Boat Builder / Boatbuilder Product Safety Program
The Beginnings of a Product Safety Program for Boat Builders / Boatbuilders
Boat builders range in size from very small to very large operations with multiple well known brands. Consolidation of the industry, explosive growth in certain segments, legacy products, international sales, industry and government regulations, product liability issues, new on water activities, increasing participation by certain ethnic groups, increasing participation by women, new boat builders entering the market, and the current COVID-19 virus issues are just a few of the reasons for boat builders to make sure they have a solid product safety program in place.
This is not professional advice. Content below is provided to stimulate thoughts and conversations among boat builders of how they can best address these changing times with their product safety program.
The Product Crisis Cycle
Far too many companies of all types operate in what is called the Product Crisis Cycle by Kenneth D’Entremont in Engineering Ethics and Design for Product Safety. McGraw-Hill Education. November 2020.
It is our hope that our discussion points above may aid at least one boatbuilder in escaping the Product Crisis Cycle.
Components of a Boat Builder Product Safety Program
Some possible elements of a product safety program are:
- Incorporating safety requirements and standards in new product specifications before the actual design begins or prototypes are built
- Conducting product safety reviews during the design process
- Conducting product safety reviews of prototypes, new, and existing products as walk arounds and during on water use
- Testing the product’s safety devices and safety systems
- Making sure the product testing department reports any safety issues discovered during testing
- Identifying product safety hazards, then apply processes such as the Product Safety Hierarchy (Design, Guard, Warn) to those hazards
- Recognizing the elephant in the room. If you asked some boat builders to assemble a team to walk around one of their power boats and conduct a safety review, many reviewers would not list open propellers as a hazard. We are not saying all propellers should have propeller guards. We are only noting the employees of many industries have been conditioned to look past obvious hazards. Do not succumb to that temptation.

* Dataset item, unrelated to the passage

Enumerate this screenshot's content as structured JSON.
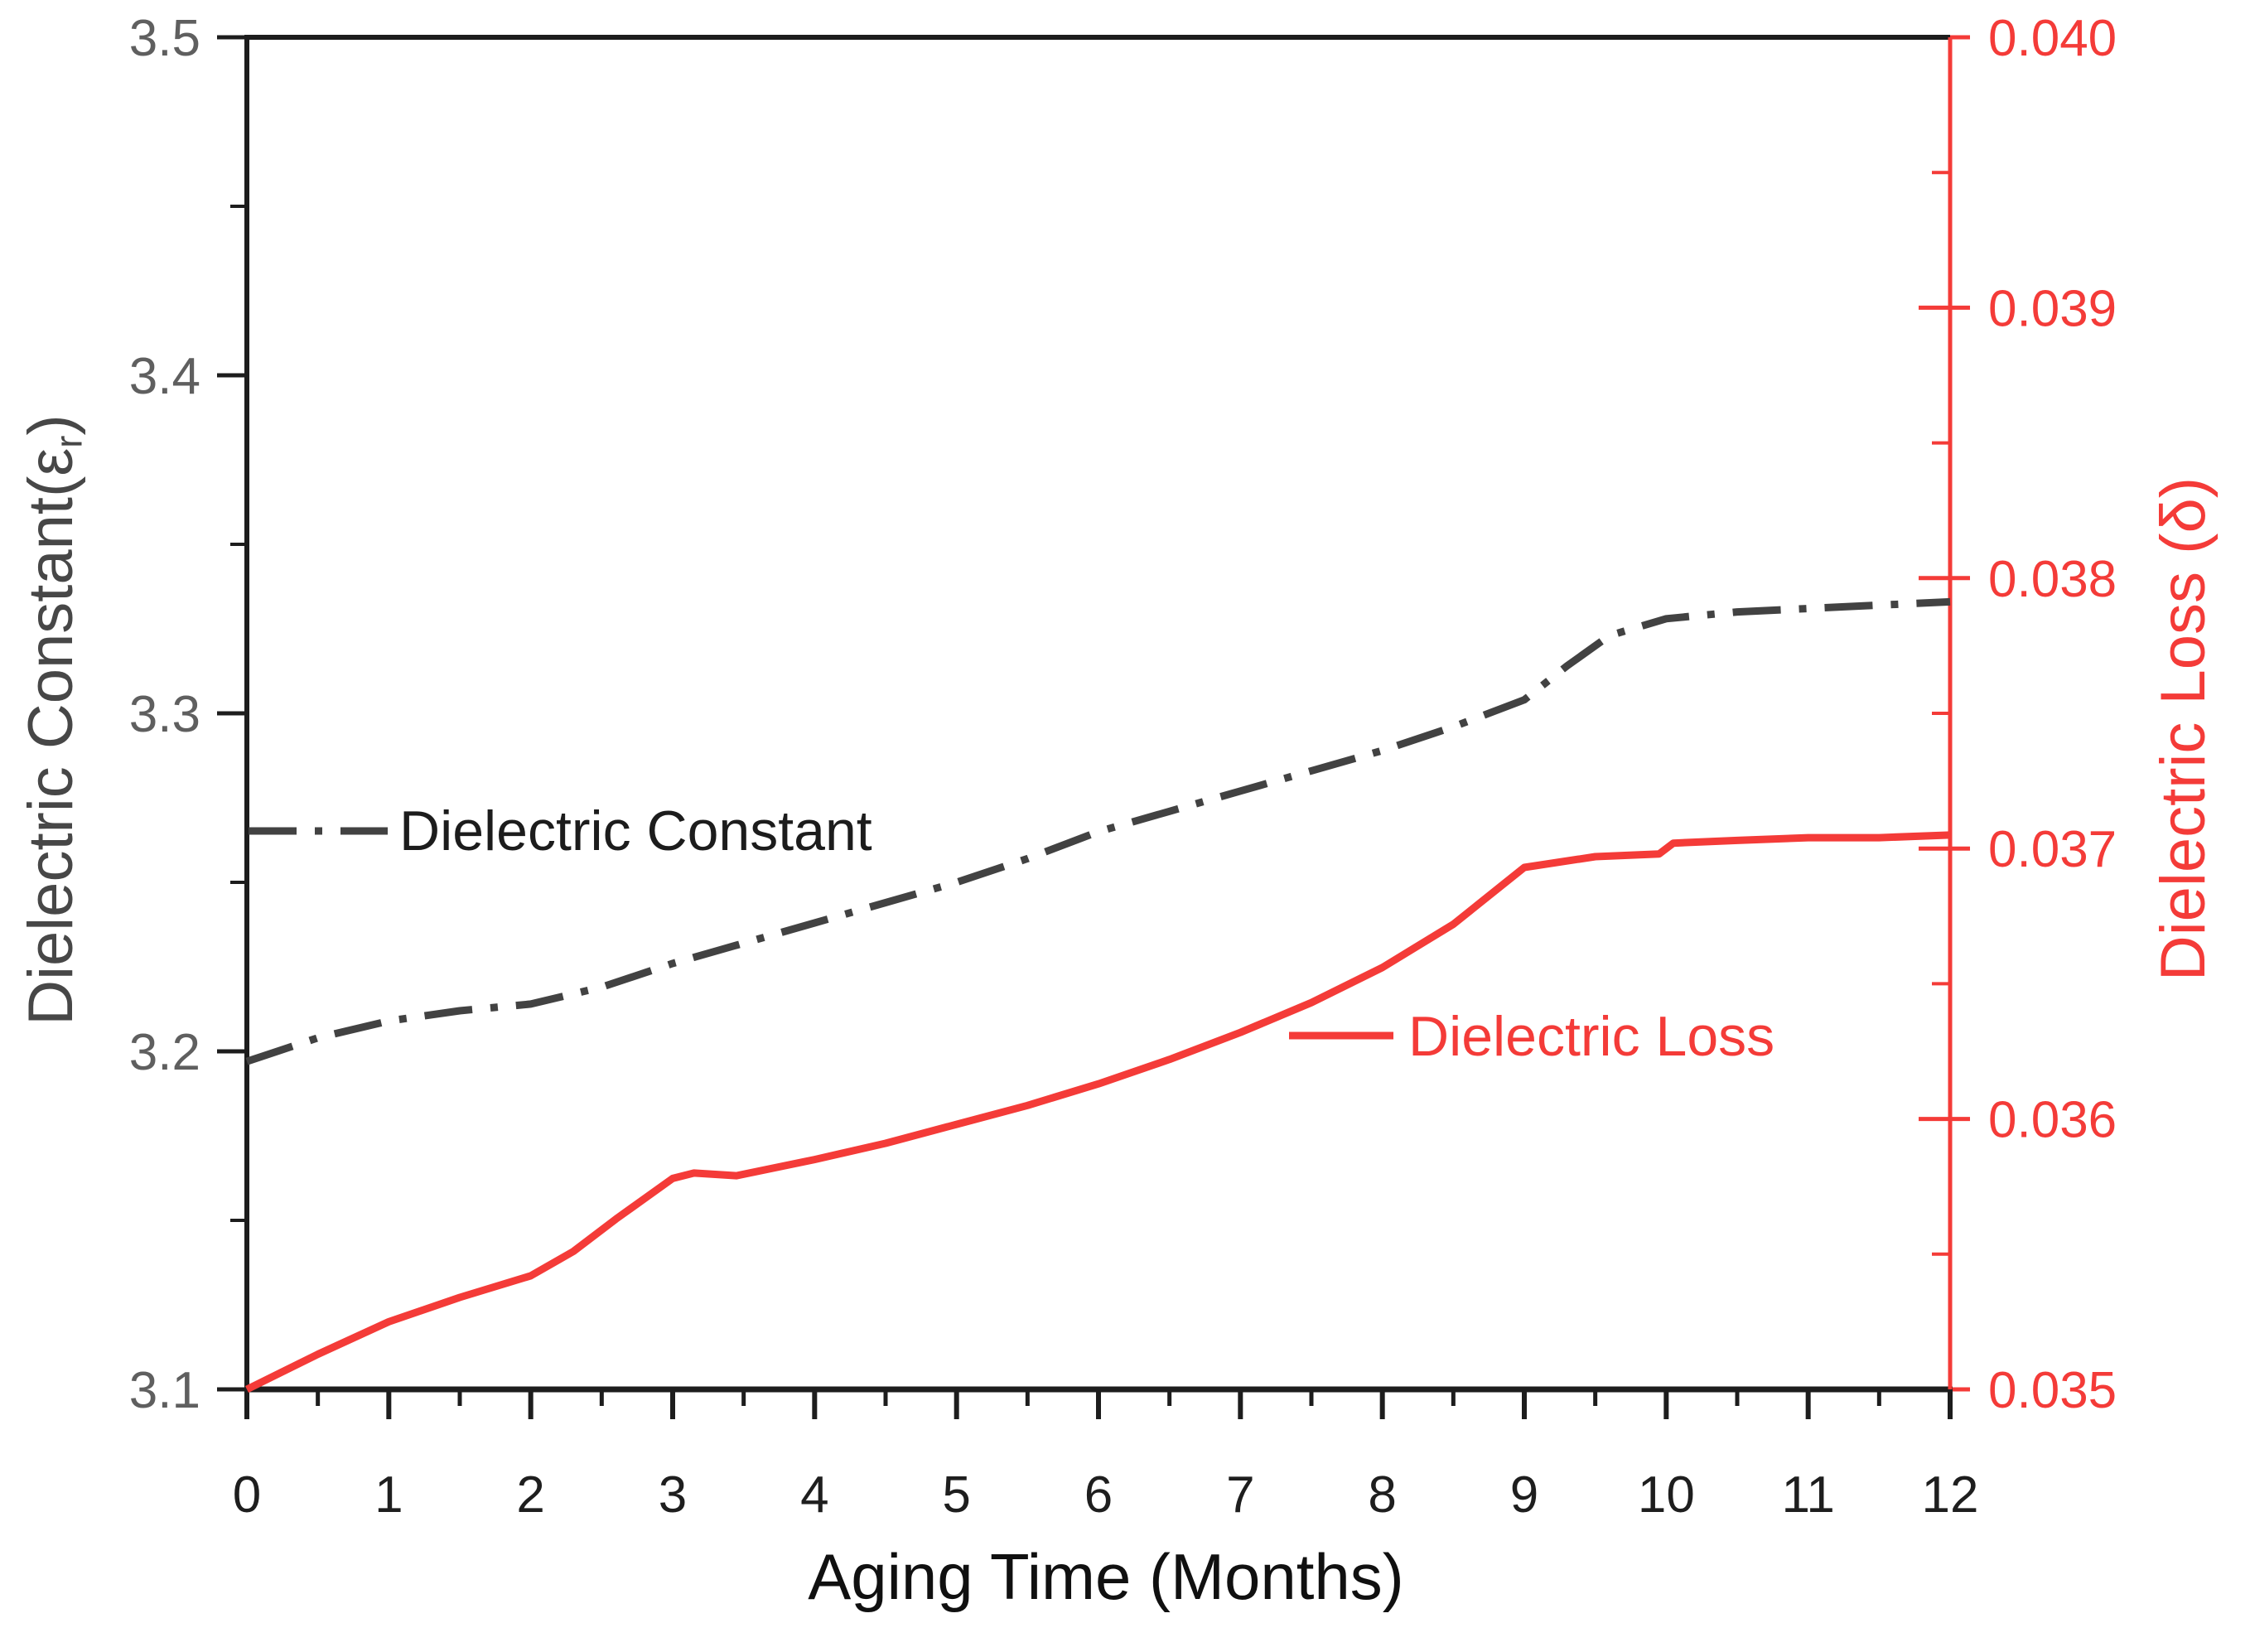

- Making sure your products meet or exceed existing safety standards and regulations
- Being sure all boats conform to Federal Regulations concerning safety related issues. The U.S. Coast Guard identifies some of these regulations on their web site.
- The U.S. Coast Guard Boat Builder’s Handbook assists in complying with safety regulations
- Participating in and learning from the U.S. Coast Guard Recreational Boat Builder Factory Visit Program
- Making sure the products you are building do not have manufacturing defects that could result in accidents
- Post Sale monitoring the safety of your products and responding to issues when they arise. Especially focus on severe accidents and accidents that had the potential to be severe accidents (near misses).

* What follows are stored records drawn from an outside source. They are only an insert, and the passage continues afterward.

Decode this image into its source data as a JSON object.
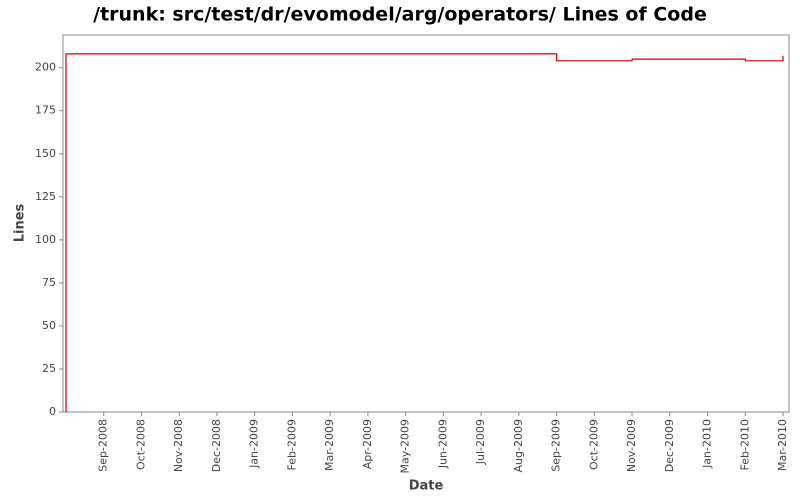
{
  "chart_data": {
    "type": "line",
    "title": "/trunk: src/test/dr/evomodel/arg/operators/ Lines of Code",
    "x_label": "Date",
    "y_label": "Lines",
    "x": [
      "Aug-2008",
      "Aug-2008",
      "Aug-2008",
      "Sep-2009",
      "Sep-2009",
      "Nov-2009",
      "Nov-2009",
      "Feb-2010",
      "Feb-2010",
      "Mar-2010",
      "Mar-2010"
    ],
    "values": [
      0,
      206,
      208,
      208,
      204,
      204,
      205,
      205,
      204,
      204,
      207
    ],
    "color": "#cc0000",
    "xlim": [
      "Aug-2008",
      "Mar-2010"
    ],
    "xticks": [
      "Sep-2008",
      "Oct-2008",
      "Nov-2008",
      "Dec-2008",
      "Jan-2009",
      "Feb-2009",
      "Mar-2009",
      "Apr-2009",
      "May-2009",
      "Jun-2009",
      "Jul-2009",
      "Aug-2009",
      "Sep-2009",
      "Oct-2009",
      "Nov-2009",
      "Dec-2009",
      "Jan-2010",
      "Feb-2010",
      "Mar-2010"
    ],
    "ylim": [
      0,
      219
    ],
    "yticks": [
      0,
      25,
      50,
      75,
      100,
      125,
      150,
      175,
      200
    ],
    "grid": false
  }
}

- Creating a database of serious accidents identified in the U.S. Coast Guard Boating Accident Report Database (BARD), involved in previous lawsuits, or recalled by employees (see our Post Sale Monitoring Chart)

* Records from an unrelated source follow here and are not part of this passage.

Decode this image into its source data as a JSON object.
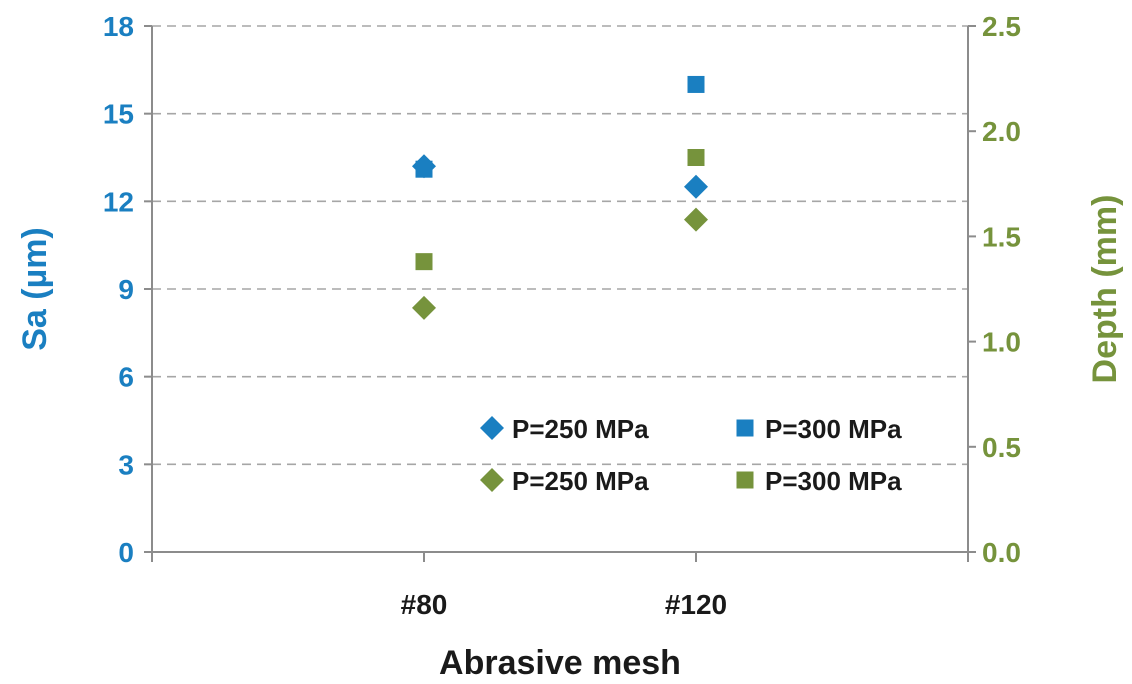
{
  "chart_data": {
    "type": "scatter",
    "categories": [
      "#80",
      "#120"
    ],
    "xlabel": "Abrasive mesh",
    "y_left": {
      "label": "Sa (µm)",
      "lim": [
        0,
        18
      ],
      "ticks": [
        "0",
        "3",
        "6",
        "9",
        "12",
        "15",
        "18"
      ],
      "color": "#1a7fc1"
    },
    "y_right": {
      "label": "Depth (mm)",
      "lim": [
        0,
        2.5
      ],
      "ticks": [
        "0.0",
        "0.5",
        "1.0",
        "1.5",
        "2.0",
        "2.5"
      ],
      "color": "#76933c"
    },
    "series": [
      {
        "name": "P=250 MPa",
        "axis": "left",
        "marker": "diamond",
        "color": "#1a7fc1",
        "values": [
          13.2,
          12.5
        ]
      },
      {
        "name": "P=300 MPa",
        "axis": "left",
        "marker": "square",
        "color": "#1a7fc1",
        "values": [
          13.1,
          16.0
        ]
      },
      {
        "name": "P=250 MPa",
        "axis": "right",
        "marker": "diamond",
        "color": "#76933c",
        "values": [
          1.16,
          1.58
        ]
      },
      {
        "name": "P=300 MPa",
        "axis": "right",
        "marker": "square",
        "color": "#76933c",
        "values": [
          1.38,
          1.875
        ]
      }
    ],
    "grid": "horizontal dashed",
    "legend": "bottom-right"
  }
}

- Investigating severe accidents
- Using Root Cause Analysis and similar techniques to prevent reoccurrence of serious accidents
- Effectively conducting product recalls when necessary
- Knowing what the safety issues are surrounding your product (how, when, and where the accidents are occurring) and actively seeking solutions to those issues
- Having at least one person who is the focal point of product safety efforts so people know whom to go to when issues arise
- Monitoring your competitors product safety developments
- Monitoring accidents involving your competitors products
- Properly addressing safety hazards and issues in product manuals and warnings
- Designing warnings compatible with ANSI Z535.4 Product Safety Signs and Labels standard while also monitoring ABYC T5 Safety Signs & Labels Information Report
- Making sure your users can read your on product and in manual warnings (Spanish language)
- Making sure manuals and other safety information actually gets to the consumer
- Anticipating foreseeable misuses of the product that could result in accidents
- Making sure advertising and marketing literature, materials, and videos portray proper safety practices
- Participating in boating industry safety meetings, roundtables, and organizations (NMMA, ABYC, NBSAC, NASBLA)
- Maintaining a physical or virtual folder of the design and safety history of each boat model, including any testing of safety issues or devices, product safety reviews, etc./li>
- Recognizing known challenges and strive to minimize them. For example, certain types of boats are known for certain types of accidents (pontoon boat over the bow propeller strikes, houseboat backover propeller accidents, bass boat ejection accidents, pontoon boat gate finger pinch accidents, tiller steered outboard Circle of Death accidents, etc).
- Learning from the current COVID 19 virus issues and designing vessels to better accommodate times like these where possible
- Reviewing safety issues of those maintaining, repairing, and servicing the vessel and marine drives
- Reasonably funding, staffing, and training Product Safety efforts
- Developing a means to measure and monitor performance (accident counts, serious accident counts, accidents of a certain type, accidents by model, etc). You may need more or less measures than these. Just suggesting you put some thought into developing and tracking one or more measures of product safety and adjust those measures as necessary to achieve your objectives.
The items above are by no means a complete list of elements of a boat builder product safety program. However they should provide some discussion points for less seasoned boatbuilders truly interested in having product safety as one of their core values.